"So, what brought you to Texas?"
This was the question that would send nerves in my knees shuddering into my throat. A harmless one, on the surface. But the kick of the anthill to my soul.
Inevitably, this was the first thing most people would ask me when I moved to Texas. When I ran from God. When I indulged in sin and found myself in a "foreign land". This question haunted me as I walked a long road, found redemption, and started the beautiful journey of restoration. At first, I didn't want people to know my "stuff" because it might mean they wouldn't accept me. And even after restoration, I was scared if people knew, they wouldn't accept me.
The question would come, I'd dodge it and internally want to shout, "I am not a colossal failure at life!" Questions in community come quickly — and if a girl is going to save face, she better be on her toes with quick and witty answers. Because saving face is what it's about...right?
*crickets*
I used to, and sometimes still, do this a lot.
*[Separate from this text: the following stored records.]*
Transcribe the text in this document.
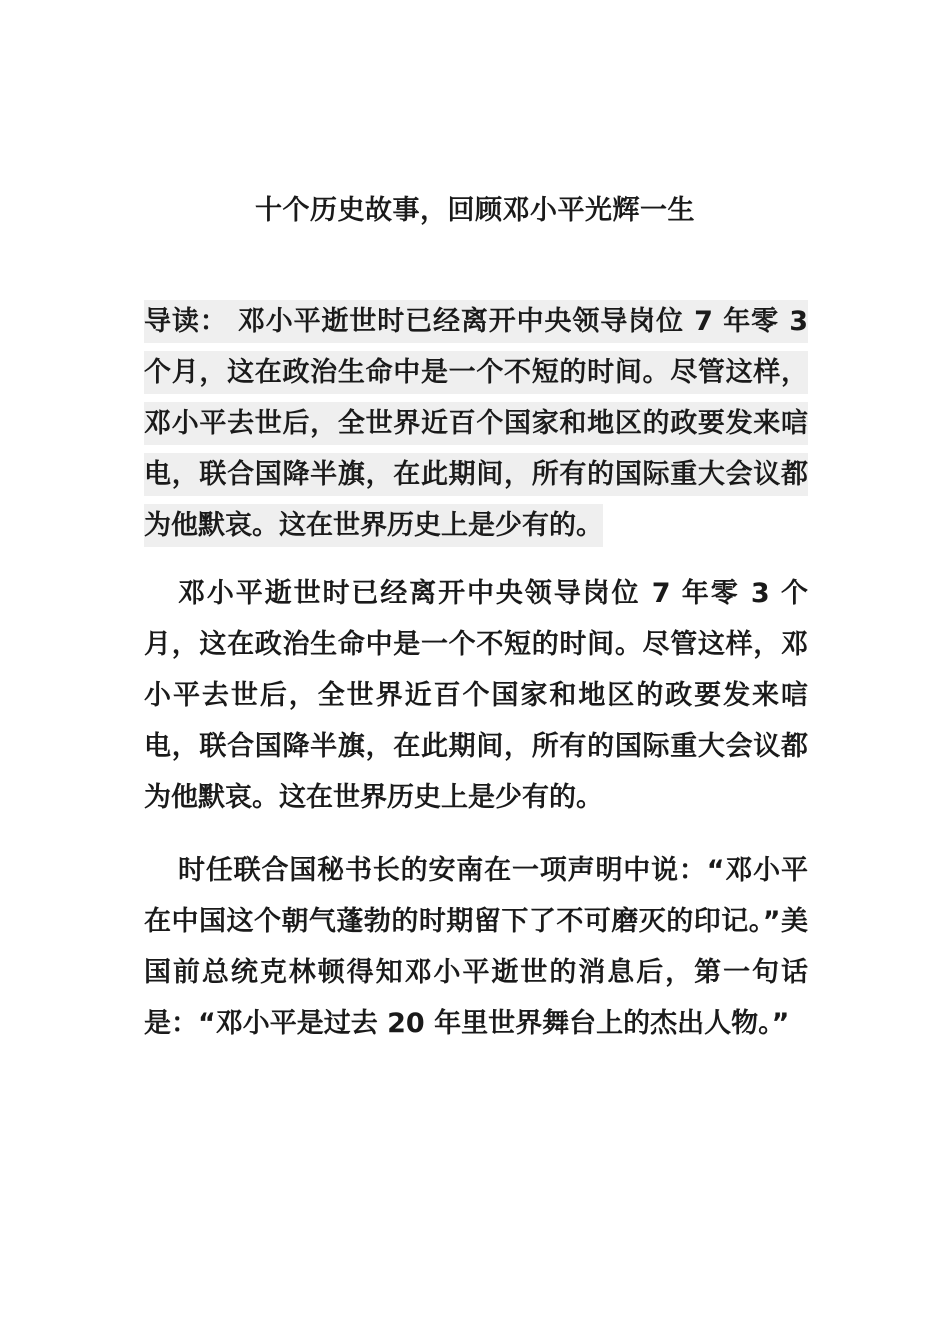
十个历史故事，回顾邓小平光辉一生

导读： 邓小平逝世时已经离开中央领导岗位 7 年零 3 个月，这在政治生命中是一个不短的时间。尽管这样，邓小平去世后，全世界近百个国家和地区的政要发来唁电，联合国降半旗，在此期间，所有的国际重大会议都为他默哀。这在世界历史上是少有的。

邓小平逝世时已经离开中央领导岗位 7 年零 3 个月，这在政治生命中是一个不短的时间。尽管这样，邓小平去世后，全世界近百个国家和地区的政要发来唁电，联合国降半旗，在此期间，所有的国际重大会议都为他默哀。这在世界历史上是少有的。

时任联合国秘书长的安南在一项声明中说：“邓小平在中国这个朝气蓬勃的时期留下了不可磨灭的印记。”美国前总统克林顿得知邓小平逝世的消息后，第一句话是：“邓小平是过去 20 年里世界舞台上的杰出人物。”
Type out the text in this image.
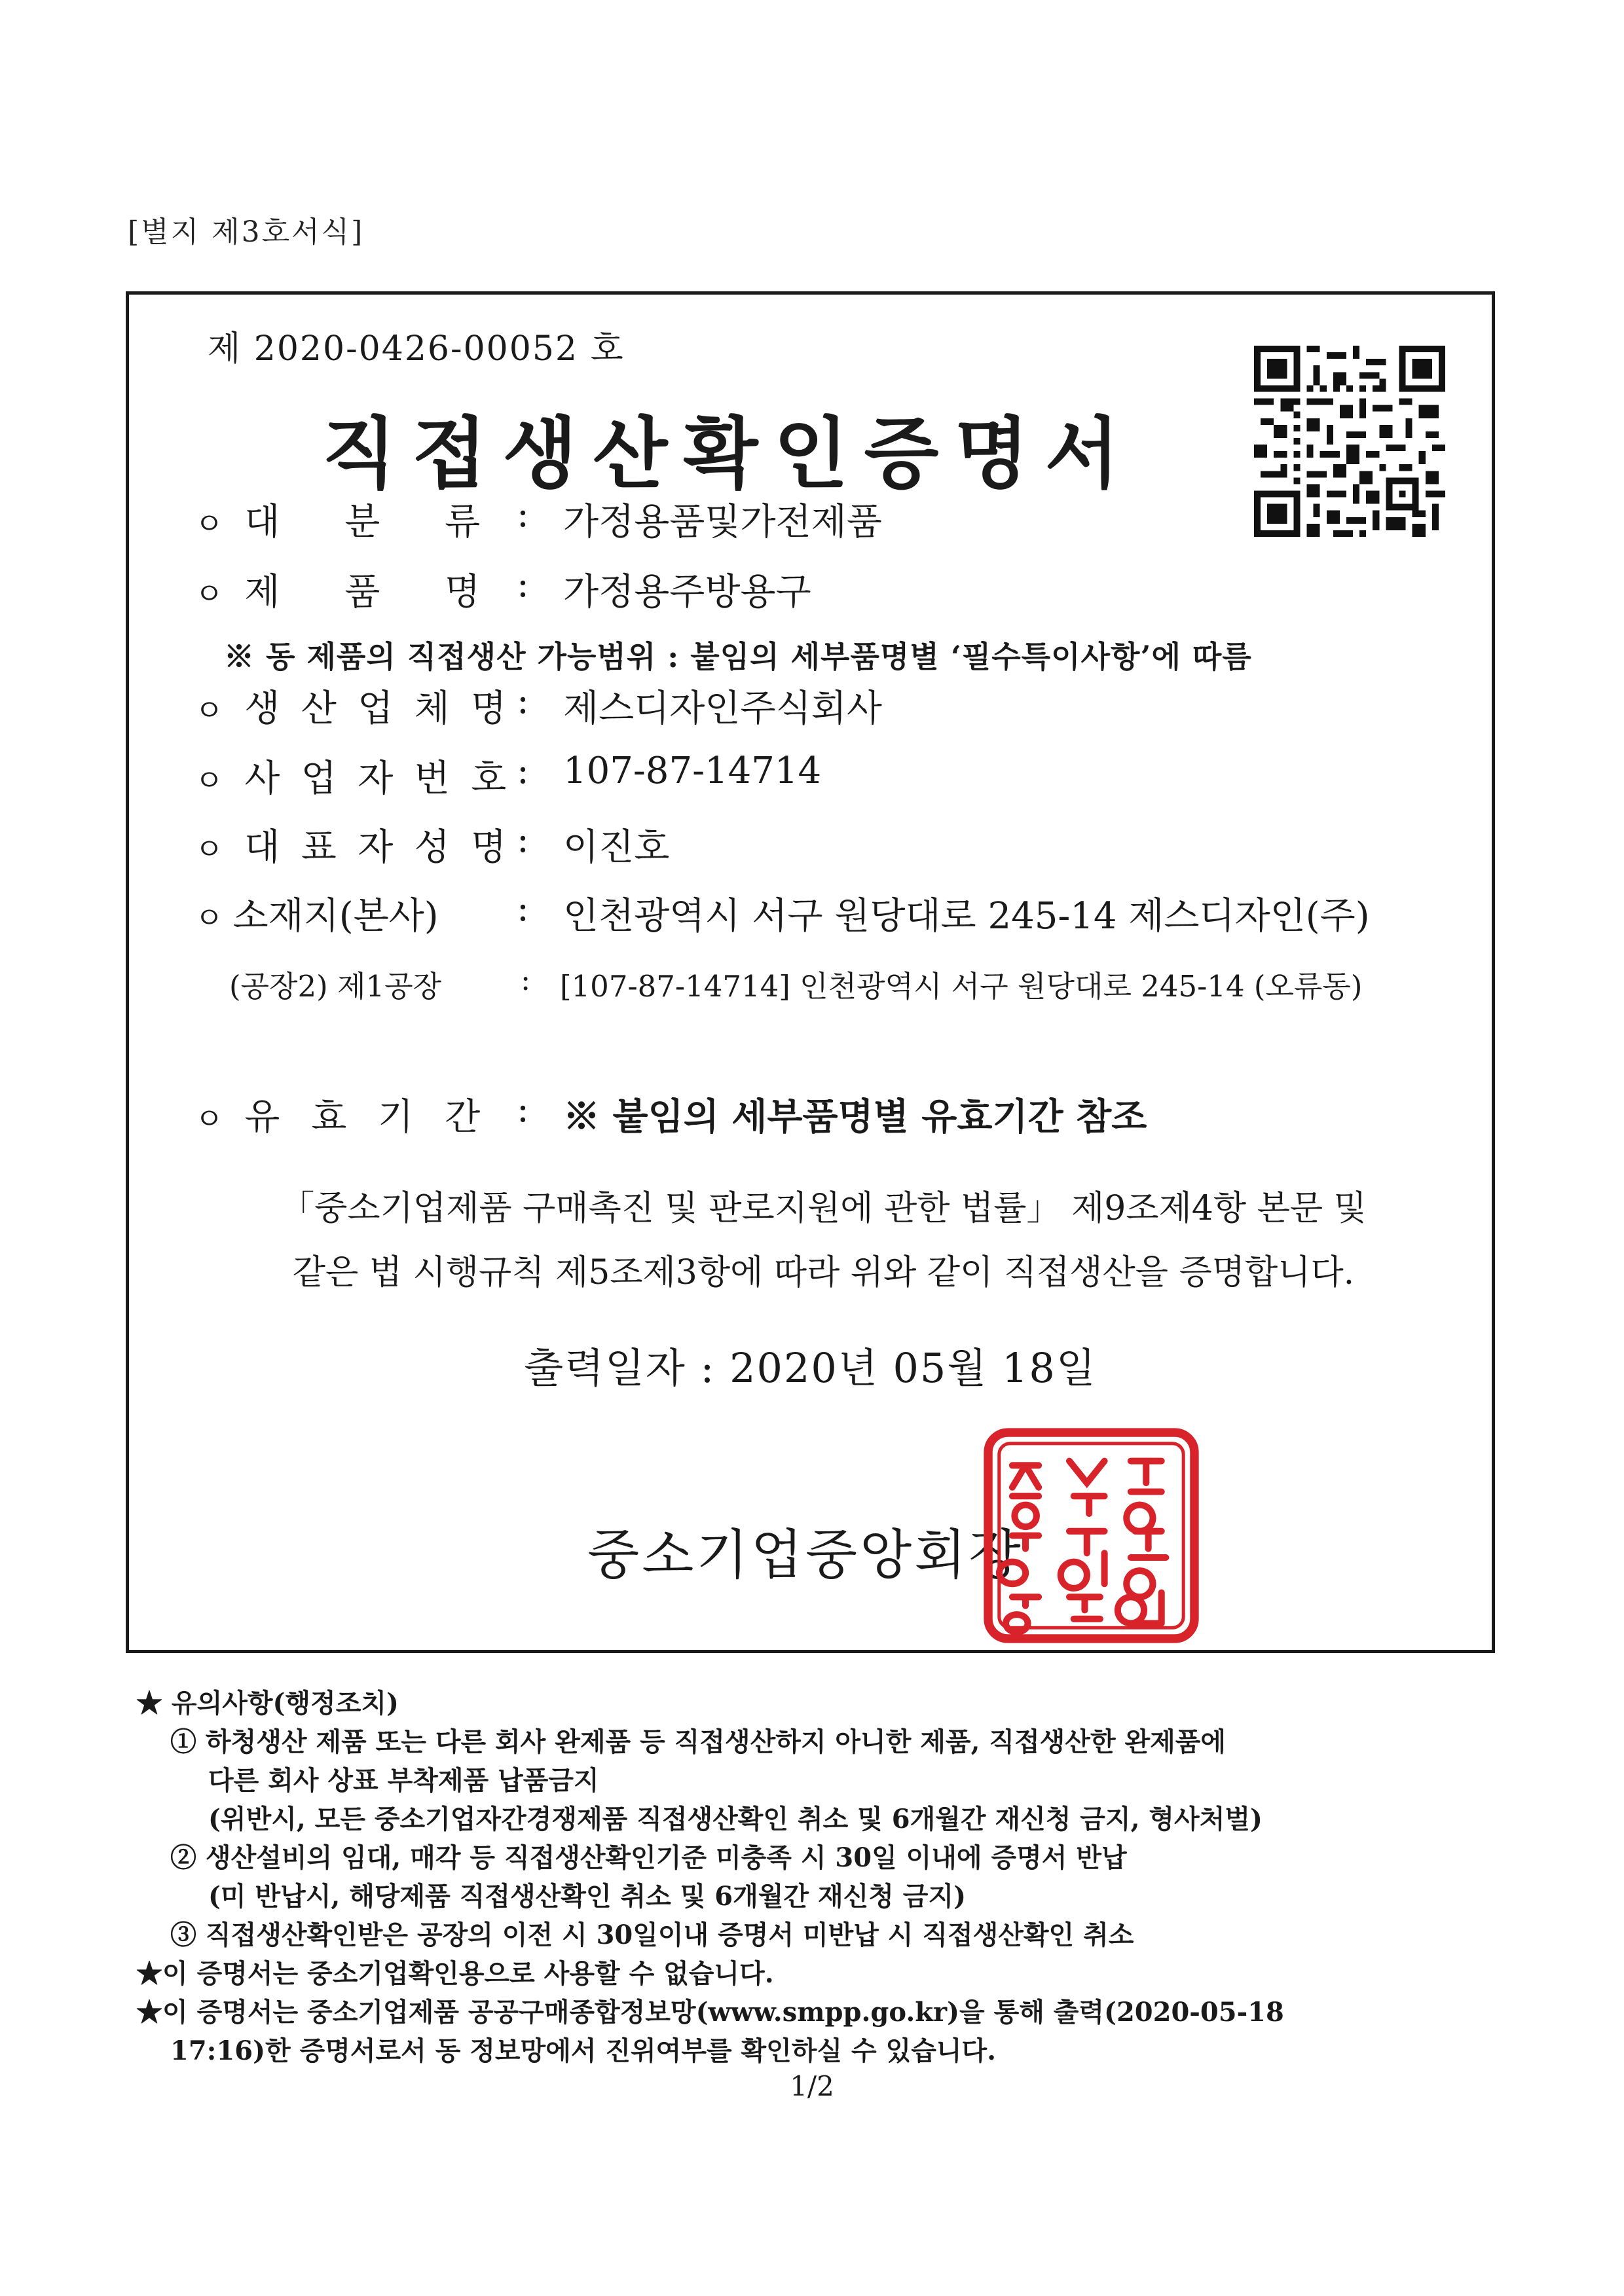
[별지 제3호서식]
제 2020-0426-00052 호
직접생산확인증명서
ㅇ 대 분 류 : 가정용품및가전제품
ㅇ 제 품 명 : 가정용주방용구
※ 동 제품의 직접생산 가능범위 : 붙임의 세부품명별 ‘필수특이사항’에 따름
ㅇ 생 산 업 체 명 : 제스디자인주식회사
ㅇ 사 업 자 번 호 : 107-87-14714
ㅇ 대 표 자 성 명 : 이진호
ㅇ 소재지(본사) : 인천광역시 서구 원당대로 245-14 제스디자인(주)
(공장2) 제1공장	: [107-87-14714] 인천광역시 서구 원당대로 245-14 (오류동)
ㅇ 유 효 기 간 : ※ 붙임의 세부품명별 유효기간 참조
「중소기업제품 구매촉진 및 판로지원에 관한 법률」 제9조제4항 본문 및
같은 법 시행규칙 제5조제3항에 따라 위와 같이 직접생산을 증명합니다.
출력일자 : 2020년 05월 18일
중소기업중앙회장
★ 유의사항(행정조치)
① 하청생산 제품 또는 다른 회사 완제품 등 직접생산하지 아니한 제품, 직접생산한 완제품에
다른 회사 상표 부착제품 납품금지
(위반시, 모든 중소기업자간경쟁제품 직접생산확인 취소 및 6개월간 재신청 금지, 형사처벌)
② 생산설비의 임대, 매각 등 직접생산확인기준 미충족 시 30일 이내에 증명서 반납
(미 반납시, 해당제품 직접생산확인 취소 및 6개월간 재신청 금지)
③ 직접생산확인받은 공장의 이전 시 30일이내 증명서 미반납 시 직접생산확인 취소
★이 증명서는 중소기업확인용으로 사용할 수 없습니다.
★이 증명서는 중소기업제품 공공구매종합정보망(www.smpp.go.kr)을 통해 출력(2020-05-18
17:16)한 증명서로서 동 정보망에서 진위여부를 확인하실 수 있습니다.
1/2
To old friends. Family. Strangers. New friends. My pastor's wife.
Something in me wants to defend my reputation, salvage what's left of her feeble frame. Prop her up with words and excuses, stories and claims. Dress up her skeleton and hide her macabre cry. Make her look less like what she actually is — me without Christ.
Here's the thing — in order for any of us to have the kind of relationships that actually serve their purpose (to build up, encourage, exhort), we're going to have to stop trying to preserve our reputation.
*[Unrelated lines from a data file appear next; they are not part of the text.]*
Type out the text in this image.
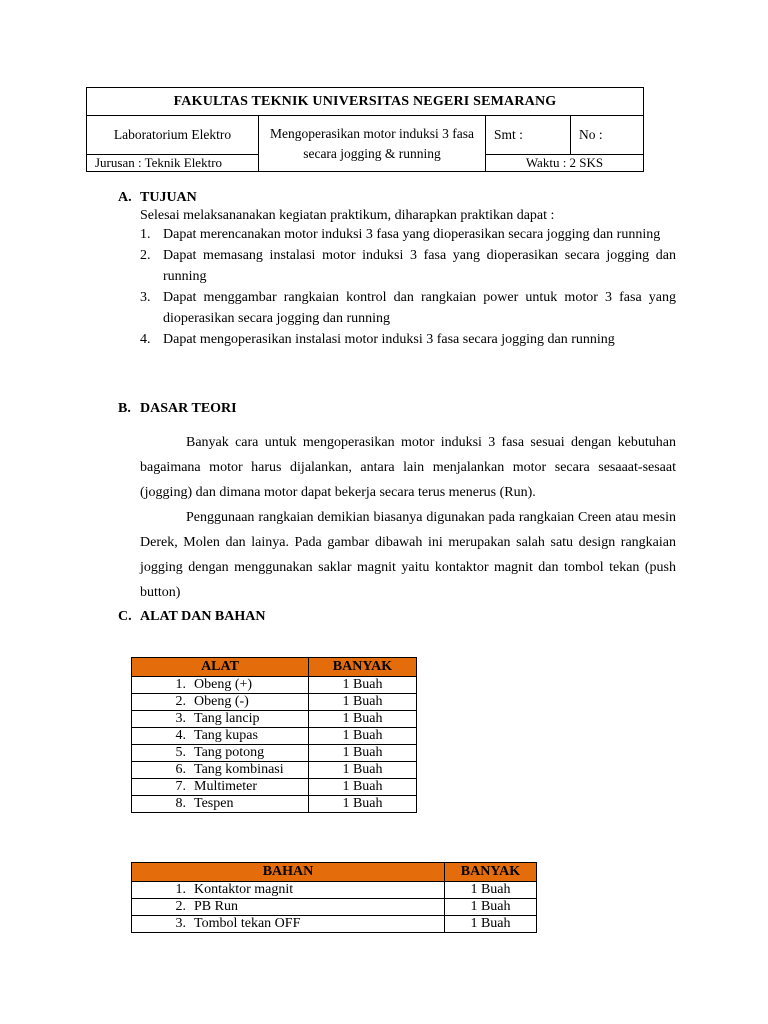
FAKULTAS TEKNIK UNIVERSITAS NEGERI SEMARANG			
Laboratorium Elektro	Mengoperasikan motor induksi 3 fasa secara jogging & running	Smt :	No :
Jurusan : Teknik Elektro		Waktu : 2 SKS	
A. TUJUAN
Selesai melaksananakan kegiatan praktikum, diharapkan praktikan dapat :
1. Dapat merencanakan motor induksi 3 fasa yang dioperasikan secara jogging dan running
2. Dapat memasang instalasi motor induksi 3 fasa yang dioperasikan secara jogging dan running
3. Dapat menggambar rangkaian kontrol dan rangkaian power untuk motor 3 fasa yang dioperasikan secara jogging dan running
4. Dapat mengoperasikan instalasi motor induksi 3 fasa secara jogging dan running
B. DASAR TEORI

Banyak cara untuk mengoperasikan motor induksi 3 fasa sesuai dengan kebutuhan bagaimana motor harus dijalankan, antara lain menjalankan motor secara sesaaat-sesaat (jogging) dan dimana motor dapat bekerja secara terus menerus (Run).

Penggunaan rangkaian demikian biasanya digunakan pada rangkaian Creen atau mesin Derek, Molen dan lainya. Pada gambar dibawah ini merupakan salah satu design rangkaian jogging dengan menggunakan saklar magnit yaitu kontaktor magnit dan tombol tekan (push button)

C. ALAT DAN BAHAN
ALAT	BANYAK
1. Obeng (+)	1 Buah
2. Obeng (-)	1 Buah
3. Tang lancip	1 Buah
4. Tang kupas	1 Buah
5. Tang potong	1 Buah
6. Tang kombinasi	1 Buah
7. Multimeter	1 Buah
8. Tespen	1 Buah
BAHAN	BANYAK
1. Kontaktor magnit	1 Buah
2. PB Run	1 Buah
3. Tombol tekan OFF	1 Buah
You are not better than me. I am not better than you.
I can't tell you how many conversations I've had with friends where I would say, "There is nothing you can tell me that will shock me." Because I had been there? Not necessarily, but maybe. Because I was ok with their sin? Nope, but Christ died for the sick, not the healthy.
But because we are all broken skeletons walking straight to the grave without Christ. No propping up or vain accolades needed.
Let's just be honest.
We all equally, desperately need Jesus. The thing that separates us from God is not how much sin we have committed. It's the existence of it. One stain separates us from him entirely. Christ's death covers us fully.
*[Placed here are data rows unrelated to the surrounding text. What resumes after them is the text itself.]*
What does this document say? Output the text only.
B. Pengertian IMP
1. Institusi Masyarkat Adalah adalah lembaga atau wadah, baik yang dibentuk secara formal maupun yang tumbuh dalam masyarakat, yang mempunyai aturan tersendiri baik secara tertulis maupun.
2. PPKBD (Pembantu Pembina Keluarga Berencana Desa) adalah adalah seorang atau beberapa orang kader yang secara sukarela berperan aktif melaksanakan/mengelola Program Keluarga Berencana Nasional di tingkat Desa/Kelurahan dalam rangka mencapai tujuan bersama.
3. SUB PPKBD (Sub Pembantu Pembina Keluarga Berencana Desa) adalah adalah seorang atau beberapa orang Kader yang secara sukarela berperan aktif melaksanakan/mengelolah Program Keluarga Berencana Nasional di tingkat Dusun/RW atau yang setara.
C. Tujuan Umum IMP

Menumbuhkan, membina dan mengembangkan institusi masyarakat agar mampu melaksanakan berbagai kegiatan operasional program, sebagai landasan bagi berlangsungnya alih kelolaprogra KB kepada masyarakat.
The most powerful, life-changing moments inside of a healthy community have been when people finally stop trying to impress everyone, or protect themselves. When those things stop, something real happens. We allow room for honesty. For love. Rivalry and conceit scatter into the shadows as humility and grace rush in. We allow truth to bleed, someone grabs a bandage, someone grabs the water and next thing you know, true community is turning from bone to flesh.
And that reputation you so desperately wanted to preserve? Let those bones crumble. Let Christ be what you're known for.